Get ready, get set – for kindergarten
Is your child ready for kindergarten? In Crook Count,y a big grant is being put into action to make sure the answer is yes.
A $75,000 grant was awarded to the school district by the Oregon Community Foundation. The purpose is to ensure that the district can place an emphasis on kindergarten readiness.
With test scores on the decline statewide, teachers are concerned that parents aren’t aware of just how unprepared their child may be.
“Some students don’t have experience using a pencil, or even know any of their letters and numbers,” Ochoco Elementary kindergarten teacher Cathy Fall said Monday.
Fall also said students are coming into kindergarten unprepared to learn, and according to the Crook County Commission on Children and Families, kindergarten readiness has an effect on children all through school.
“We’re really looking to ultimately increase those third-grade reading scores, and part of that has to do with having kids ready to enter kindergarten,” said commission Director Brenda Comini.
With the new Common Core standards, Ochoco Elementary has begun to hold meetings with parents to let them know what’s expected of their child.
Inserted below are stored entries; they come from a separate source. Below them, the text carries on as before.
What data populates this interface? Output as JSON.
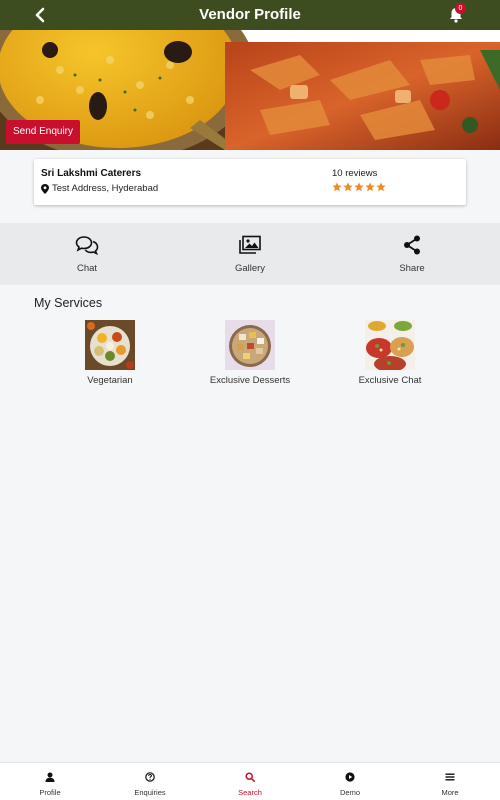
{
  "header": {
    "title": "Vendor Profile",
    "notification_count": "0"
  },
  "hero": {
    "enquiry_label": "Send Enquiry"
  },
  "vendor": {
    "name": "Sri Lakshmi Caterers",
    "address": "Test Address, Hyderabad",
    "reviews": "10 reviews",
    "rating": 5,
    "star_color": "#f08a24"
  },
  "actions": [
    {
      "label": "Chat",
      "icon": "chat-icon"
    },
    {
      "label": "Gallery",
      "icon": "gallery-icon"
    },
    {
      "label": "Share",
      "icon": "share-icon"
    }
  ],
  "services": {
    "title": "My Services",
    "items": [
      {
        "label": "Vegetarian"
      },
      {
        "label": "Exclusive Desserts"
      },
      {
        "label": "Exclusive Chat"
      }
    ]
  },
  "bottom_nav": {
    "active": "Search",
    "items": [
      {
        "label": "Profile",
        "icon": "user-icon"
      },
      {
        "label": "Enquiries",
        "icon": "question-circle-icon"
      },
      {
        "label": "Search",
        "icon": "search-icon"
      },
      {
        "label": "Demo",
        "icon": "play-circle-icon"
      },
      {
        "label": "More",
        "icon": "menu-icon"
      }
    ]
  },
  "colors": {
    "header": "#3e4d1f",
    "accent": "#c8102e",
    "star": "#f08a24"
  }
}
“We’ve got some plans again to really work hard to be training preschool providers, parents, day cares — everything we can do to help those kids learn the basic skills they need to be ready,” said Ochoco Elementary Principal David Robinson.
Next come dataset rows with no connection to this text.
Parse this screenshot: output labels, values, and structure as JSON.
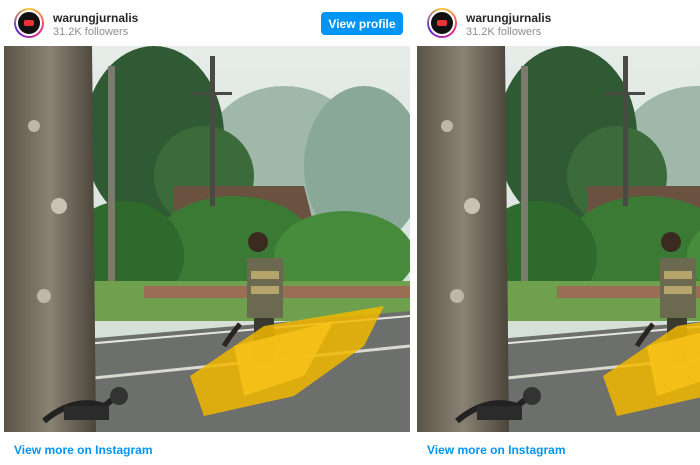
{
  "embeds": [
    {
      "username": "warungjurnalis",
      "followers": "31.2K followers",
      "view_profile_label": "View profile",
      "footer_link": "View more on Instagram"
    },
    {
      "username": "warungjurnalis",
      "followers": "31.2K followers",
      "footer_link": "View more on Instagram"
    }
  ],
  "colors": {
    "accent": "#0095f6",
    "username": "#262626",
    "muted": "#8e8e8e"
  }
}
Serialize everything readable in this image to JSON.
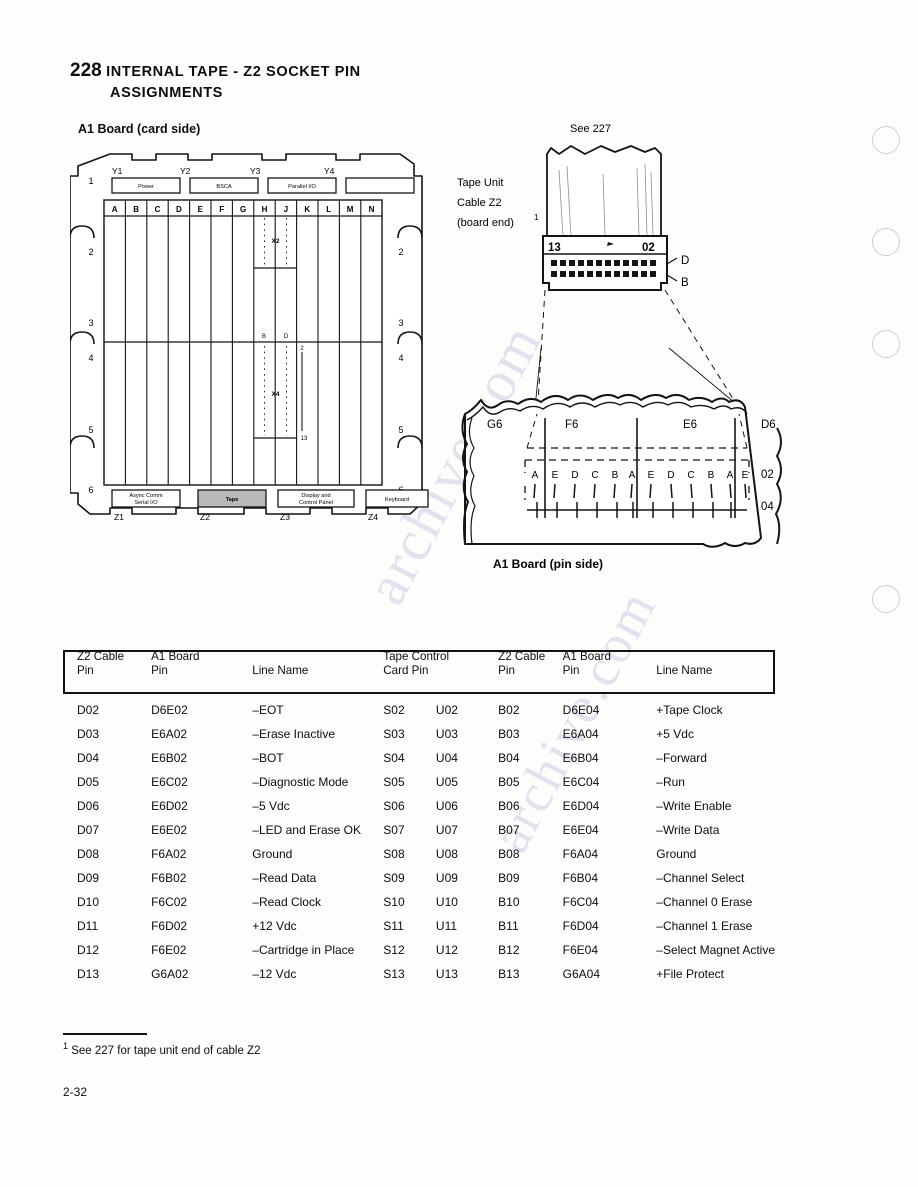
{
  "page": {
    "section_number": "228",
    "title_line1": "INTERNAL TAPE - Z2 SOCKET PIN",
    "title_line2": "ASSIGNMENTS",
    "folio": "2-32",
    "footnote_marker": "1",
    "footnote_text": "See 227 for tape unit end of cable Z2",
    "watermark": "archive.com"
  },
  "board_card_side": {
    "caption": "A1 Board (card side)",
    "row_numbers": [
      "1",
      "2",
      "3",
      "4",
      "5",
      "6"
    ],
    "column_letters": [
      "A",
      "B",
      "C",
      "D",
      "E",
      "F",
      "G",
      "H",
      "J",
      "K",
      "L",
      "M",
      "N"
    ],
    "top_connectors": [
      {
        "id": "Y1",
        "label": "Power"
      },
      {
        "id": "Y2",
        "label": "BSCA"
      },
      {
        "id": "Y3",
        "label": "Parallel I/O"
      },
      {
        "id": "Y4",
        "label": ""
      }
    ],
    "bottom_connectors": [
      {
        "id": "Z1",
        "label": "Async Comm\nSerial I/O",
        "label_l1": "Async Comm",
        "label_l2": "Serial I/O",
        "highlighted": false
      },
      {
        "id": "Z2",
        "label": "Tape",
        "label_l1": "Tape",
        "label_l2": "",
        "highlighted": true
      },
      {
        "id": "Z3",
        "label": "Display and\nControl Panel",
        "label_l1": "Display and",
        "label_l2": "Control Panel",
        "highlighted": false
      },
      {
        "id": "Z4",
        "label": "Keyboard",
        "label_l1": "Keyboard",
        "label_l2": "",
        "highlighted": false
      }
    ],
    "inner_markers": {
      "x2_label": "X2",
      "x4_label": "X4",
      "pin_b": "B",
      "pin_d": "D",
      "pin_top_num": "2",
      "pin_bottom_num": "13"
    }
  },
  "cable_diagram": {
    "see_ref": "See 227",
    "cable_label_l1": "Tape Unit",
    "cable_label_l2": "Cable Z2",
    "cable_label_l3": "(board end)",
    "cable_label_sup": "1",
    "connector_pin_high": "13",
    "connector_pin_low": "02",
    "row_label_top": "D",
    "row_label_bottom": "B",
    "connector_pin_count": 12
  },
  "board_pin_side": {
    "caption": "A1 Board (pin side)",
    "group_labels": [
      "G6",
      "F6",
      "E6",
      "D6"
    ],
    "pin_letters": [
      "A",
      "E",
      "D",
      "C",
      "B",
      "A",
      "E",
      "D",
      "C",
      "B",
      "A",
      "E"
    ],
    "row_label_top": "02",
    "row_label_bottom": "04"
  },
  "table": {
    "headers": {
      "z2_cable_pin_l1": "Z2 Cable",
      "z2_cable_pin_l2": "Pin",
      "a1_board_pin_l1": "A1 Board",
      "a1_board_pin_l2": "Pin",
      "line_name": "Line Name",
      "tape_control_l1": "Tape Control",
      "tape_control_l2": "Card Pin",
      "z2_cable_pin_b_l1": "Z2 Cable",
      "z2_cable_pin_b_l2": "Pin",
      "a1_board_pin_b_l1": "A1 Board",
      "a1_board_pin_b_l2": "Pin",
      "line_name_b": "Line Name"
    },
    "rows": [
      {
        "z2_d": "D02",
        "a1_d": "D6E02",
        "line_d": "–EOT",
        "tc_s": "S02",
        "tc_u": "U02",
        "z2_b": "B02",
        "a1_b": "D6E04",
        "line_b": "+Tape Clock"
      },
      {
        "z2_d": "D03",
        "a1_d": "E6A02",
        "line_d": "–Erase Inactive",
        "tc_s": "S03",
        "tc_u": "U03",
        "z2_b": "B03",
        "a1_b": "E6A04",
        "line_b": "+5 Vdc"
      },
      {
        "z2_d": "D04",
        "a1_d": "E6B02",
        "line_d": "–BOT",
        "tc_s": "S04",
        "tc_u": "U04",
        "z2_b": "B04",
        "a1_b": "E6B04",
        "line_b": "–Forward"
      },
      {
        "z2_d": "D05",
        "a1_d": "E6C02",
        "line_d": "–Diagnostic Mode",
        "tc_s": "S05",
        "tc_u": "U05",
        "z2_b": "B05",
        "a1_b": "E6C04",
        "line_b": "–Run"
      },
      {
        "z2_d": "D06",
        "a1_d": "E6D02",
        "line_d": "–5 Vdc",
        "tc_s": "S06",
        "tc_u": "U06",
        "z2_b": "B06",
        "a1_b": "E6D04",
        "line_b": "–Write Enable"
      },
      {
        "z2_d": "D07",
        "a1_d": "E6E02",
        "line_d": "–LED and Erase OK",
        "tc_s": "S07",
        "tc_u": "U07",
        "z2_b": "B07",
        "a1_b": "E6E04",
        "line_b": "–Write Data"
      },
      {
        "z2_d": "D08",
        "a1_d": "F6A02",
        "line_d": "Ground",
        "tc_s": "S08",
        "tc_u": "U08",
        "z2_b": "B08",
        "a1_b": "F6A04",
        "line_b": "Ground"
      },
      {
        "z2_d": "D09",
        "a1_d": "F6B02",
        "line_d": "–Read Data",
        "tc_s": "S09",
        "tc_u": "U09",
        "z2_b": "B09",
        "a1_b": "F6B04",
        "line_b": "–Channel Select"
      },
      {
        "z2_d": "D10",
        "a1_d": "F6C02",
        "line_d": "–Read Clock",
        "tc_s": "S10",
        "tc_u": "U10",
        "z2_b": "B10",
        "a1_b": "F6C04",
        "line_b": "–Channel 0 Erase"
      },
      {
        "z2_d": "D11",
        "a1_d": "F6D02",
        "line_d": "+12 Vdc",
        "tc_s": "S11",
        "tc_u": "U11",
        "z2_b": "B11",
        "a1_b": "F6D04",
        "line_b": "–Channel 1 Erase"
      },
      {
        "z2_d": "D12",
        "a1_d": "F6E02",
        "line_d": "–Cartridge in Place",
        "tc_s": "S12",
        "tc_u": "U12",
        "z2_b": "B12",
        "a1_b": "F6E04",
        "line_b": "–Select Magnet Active"
      },
      {
        "z2_d": "D13",
        "a1_d": "G6A02",
        "line_d": "–12 Vdc",
        "tc_s": "S13",
        "tc_u": "U13",
        "z2_b": "B13",
        "a1_b": "G6A04",
        "line_b": "+File Protect"
      }
    ]
  }
}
Some of those basic skills include being able to count to 100, adding and subtracting to 10 and writing all the letters of the alphabet.
“The preschools weren’t aware how the standards had changed, and how they needed to really help us fill in some of that information the students really needed to know before they got to kindergarten,” Fall said.
She isn’t the only teacher concerned. When I walked in on Jennifer Purswell’s class;, she was teaching students how to decode words and different sounds.
“It is just the basic foundation for everything they’re going to learn in all the grades to come,” Purswell said. “So they have to learn enough in kindergarten in order to be prepared for first grade, and it seems like the expectations seem to be higher and higher.”
Comini said bridging the gap between early child care and kindergarten is what’s needed for your child to start off on the right foot.
“We can get them into libraries, we can get them books, we can help really promote those practices that help kids be successful pretty much life-long in education,” Comini said.
For parents who would like to know more about what your child needs to know going into kindergarten, there will be an “ABC’s of Parenting class” at Ochoco Elementary School on Wednesday from 5:30 to 7:30 p.m.
The classes will run every Wednesday for a seven-week period.